Vielen Bürgern wurde von heute auf morgen vollkommen unverschuldet die Existenzgrundlage entzogen, wobei selbstverständlich auch die CDU ein Mitverschulden trifft – sowohl auf Bundesebene, wo sie noch die Regierung anführt, als auch auf Landesebene, wo sie unter dem Deckmantel des Stabilitätspakts an einer linken Regierungskoalition beteiligt war und auch weiterhin recht zufrieden mit der SED-Nachfolgepartei Die Linke kuschelt.
Ihr ursprünglicher Antrag „Perspektiven für den Thüringer Tourismus – einen erfolgreichen und nachhaltigen Neustart der Tourismuswirtschaft in Thüringen ermöglichen“ stammt vom 24. Februar 2021. In vielen Punkten war Ihr Antrag bereits schon seit einiger Zeit überholt, was Ihnen zum Glück mittlerweile auch aufgefallen ist, weshalb Sie nun noch schnell die Neufassung einreichten. Statt der BUGA, die zum 10.10.2021 endet, rücken Sie in Ihrer Neufassung besonders die ITB in den Vordergrund. Kurz zusammengefasst: Sie möchten eine Taskforce gründen. Das ist uns allen ein sehr militärischer Begriff, aber Herr Prof. Voigt möchte ja auch Rot-Rot-Grün – sagten Sie „treiben“ oder „jagen“? Ich weiß es gar nicht mehr. Sie möchten also eine Taskforce gründen, um die Marketingstrategien für den Freistaat Thüringen gründlich zu hinterfragen, da Sie hier ein Totalversagen sehen.

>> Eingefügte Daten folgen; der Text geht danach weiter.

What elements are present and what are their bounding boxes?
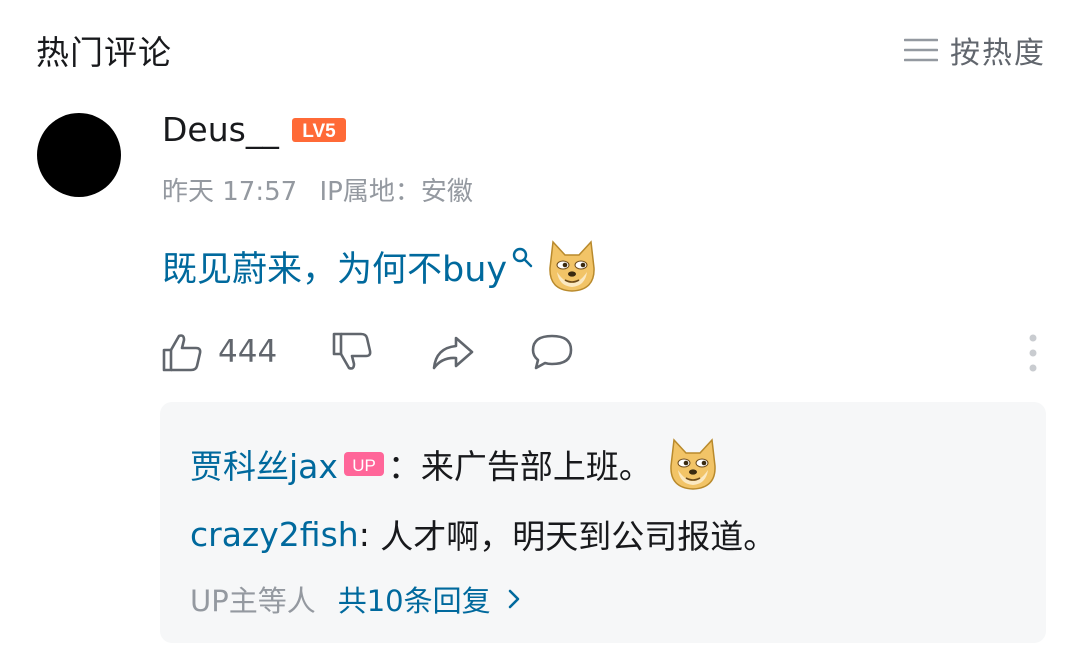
reply-participants: UP主等人 [190, 584, 316, 618]
share-button[interactable] [430, 330, 474, 374]
reply-separator: : [358, 514, 381, 554]
view-all-replies-link[interactable]: 共10条回复 [338, 578, 523, 620]
thumbs-down-icon [332, 332, 372, 370]
reply-text: 来广告部上班。 [420, 447, 652, 486]
dislike-button[interactable] [330, 330, 374, 374]
comment-time: 昨天 17:57 [162, 177, 298, 207]
sort-button[interactable]: 按热度 [904, 28, 1046, 72]
up-badge: UP [343, 452, 384, 476]
comment-username[interactable]: Deus__ [162, 110, 279, 149]
search-icon[interactable] [511, 246, 533, 268]
thumbs-up-icon [162, 334, 202, 372]
like-count: 444 [218, 334, 278, 370]
reply-username[interactable]: 贾科丝jax [190, 440, 338, 488]
avatar[interactable] [37, 113, 121, 197]
more-dots-icon[interactable] [1026, 332, 1040, 374]
reply-separator: ： [387, 447, 421, 486]
reply-button[interactable] [530, 330, 574, 374]
share-arrow-icon [432, 336, 474, 370]
doge-emoji-icon [670, 438, 716, 490]
reply-text: 人才啊，明天到公司报道。 [380, 517, 777, 556]
svg-text:LV5: LV5 [302, 121, 336, 142]
ip-location: IP属地：安徽 [319, 177, 473, 207]
comment-text[interactable]: 既见蔚来，为何不buy [162, 241, 507, 292]
reply-item: 贾科丝jax UP ： 来广告部上班。 [190, 436, 720, 492]
reply-item: crazy2fish : 人才啊，明天到公司报道。 [190, 510, 776, 558]
sort-label: 按热度 [950, 36, 1046, 71]
reply-preview-box[interactable]: 贾科丝jax UP ： 来广告部上班。 crazy2fish : 人才啊，明天到… [160, 402, 1046, 643]
doge-emoji-icon [549, 240, 595, 292]
chevron-right-icon [508, 589, 519, 609]
level-badge-lv5: LV5 [291, 117, 346, 142]
list-lines-icon [904, 38, 938, 62]
like-button[interactable]: 444 [160, 330, 277, 374]
svg-text:UP: UP [352, 456, 376, 475]
view-all-replies-label: 共10条回复 [337, 584, 491, 618]
section-title: 热门评论 [36, 33, 172, 72]
reply-username[interactable]: crazy2fish [190, 515, 359, 554]
chat-bubble-icon [531, 334, 573, 370]
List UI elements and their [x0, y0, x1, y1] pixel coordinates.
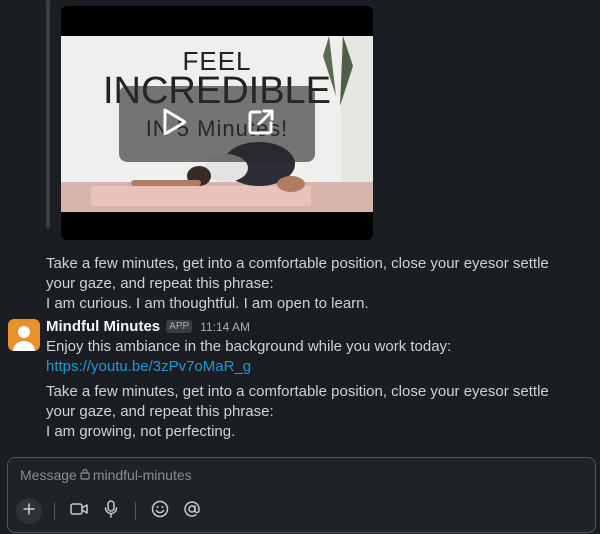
- composer-placeholder[interactable]: Message mindful-minutes: [20, 467, 192, 483]
- lock-icon: [80, 467, 90, 483]
- external-link-icon: [244, 105, 278, 143]
- plus-icon: [22, 502, 36, 520]
- audio-clip-button[interactable]: [99, 499, 123, 523]
- message-composer[interactable]: Message mindful-minutes: [7, 457, 596, 533]
- emoji-button[interactable]: [148, 499, 172, 523]
- message-text-block: Take a few minutes, get into a comfortab…: [46, 382, 570, 442]
- open-external-button[interactable]: [243, 106, 279, 142]
- quote-bar: [46, 0, 50, 228]
- video-controls-overlay: [119, 86, 315, 162]
- message-body: Enjoy this ambiance in the background wh…: [46, 337, 451, 377]
- video-clip-button[interactable]: [67, 499, 91, 523]
- emoji-icon: [151, 500, 169, 522]
- message-timestamp[interactable]: 11:14 AM: [200, 320, 250, 334]
- previous-message-text: Take a few minutes, get into a comfortab…: [46, 254, 570, 314]
- toolbar-divider: [54, 502, 55, 520]
- placeholder-prefix: Message: [20, 467, 77, 483]
- play-button[interactable]: [155, 106, 191, 142]
- toolbar-divider: [135, 502, 136, 520]
- previous-message-affirmation: I am curious. I am thoughtful. I am open…: [46, 295, 369, 312]
- sender-name[interactable]: Mindful Minutes: [46, 318, 160, 335]
- avatar[interactable]: [8, 319, 40, 351]
- play-icon: [156, 105, 190, 143]
- video-link[interactable]: https://youtu.be/3zPv7oMaR_g: [46, 357, 451, 377]
- microphone-icon: [104, 500, 118, 522]
- message-affirmation: I am growing, not perfecting.: [46, 423, 236, 440]
- composer-toolbar: [16, 498, 204, 524]
- at-mention-icon: [183, 500, 201, 522]
- message-line: Take a few minutes, get into a comfortab…: [46, 383, 549, 420]
- video-preview[interactable]: FEEL INCREDIBLE IN 5 Minutes!: [61, 6, 373, 240]
- previous-message-line: Take a few minutes, get into a comfortab…: [46, 255, 549, 292]
- channel-name: mindful-minutes: [92, 467, 192, 483]
- video-camera-icon: [70, 502, 88, 520]
- mention-button[interactable]: [180, 499, 204, 523]
- message-text: Enjoy this ambiance in the background wh…: [46, 338, 452, 355]
- message-header: Mindful Minutes APP 11:14 AM: [46, 318, 250, 335]
- app-badge: APP: [166, 320, 193, 333]
- add-button[interactable]: [16, 498, 42, 524]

Am 17. September 2021 berichtet die OTZ, dass der Freistaat Thüringen auf der kommenden Internationalen Tourismusbörse im Jahr 2022 in Berlin nicht mit einem eigenen Stand präsent sein wird. Dabei ist die weltweit größte Internationale Tourismusbörse die Chance – meine Vorredner sagten es schon –, um der Welt 2022 unseren Freistaat Thüringen bestmöglich mit einem repräsentativen Stand zu zeigen. Jeder Unternehmer weiß, dass man die Vermarktung und die bestmögliche Positionierung des eigenen Produkts fördern und darin investieren muss. Ein gutes Marketing hat nun mal seinen Preis. Das SPD-geführte Wirtschaftsministerium argumentierte laut des bereits genannten OTZ-Artikels nachvollziehbar – wie ich finde – von neuen Informationswegen in der Tourismusbranche, denn zunehmend wird mehr und mehr in den digitalen Bereich verlagert. Die Zeit der rein analogen Messe ist vorbei. Die Angebote reichen nun vom analogen Stand über hybride Angebote bis hin zur rein virtuellen Präsenz. Das heißt aber eben auch, dass einer analogen Messe noch eine wichtige Rolle zukommt. Nur auf einer analogen Messe bekommt der Besucher zum Beispiel die Möglichkeit, die Produkte noch selbst anzufassen, selbst zu erleben, selbst auszuprobieren. Nach Ansicht der
AfD-Fraktion sollte von daher nicht an der falschen Stelle gespart werden, sondern der Freistaat Thüringen sollte mit einem eigenen Stand und einem ansprechenden und überzeugenden Konzept auf der ITB 2022 vertreten sein – natürlich abgerundet und ergänzt durch einen perfekten digitalen Auftritt.
Thüringen verfügt über eine traumhaft schöne Natur, eine reichhaltige Kultur und eine bewegende Geschichte. Es steckt noch so sehr viel mehr Potenzial in unserer Heimat, das nur darauf wartet, genutzt zu werden. Wir müssen dies aber auch zulassen ohne Verbote, sondern mit Vertrauen in die Bürger. Dazu sind Sie, Vertreter der CDU, aber nicht in der Lage.
Sie misstrauen den Bürgern. Ja, die CDU misstraut den Bürgern. Sie sind in Maskendeals verwickelt und Ihre einstmals konservativen Werte haben Sie längst über Bord geworfen. Stattdessen hecheln Sie würdelos dem linken Zeitgeist hinterher.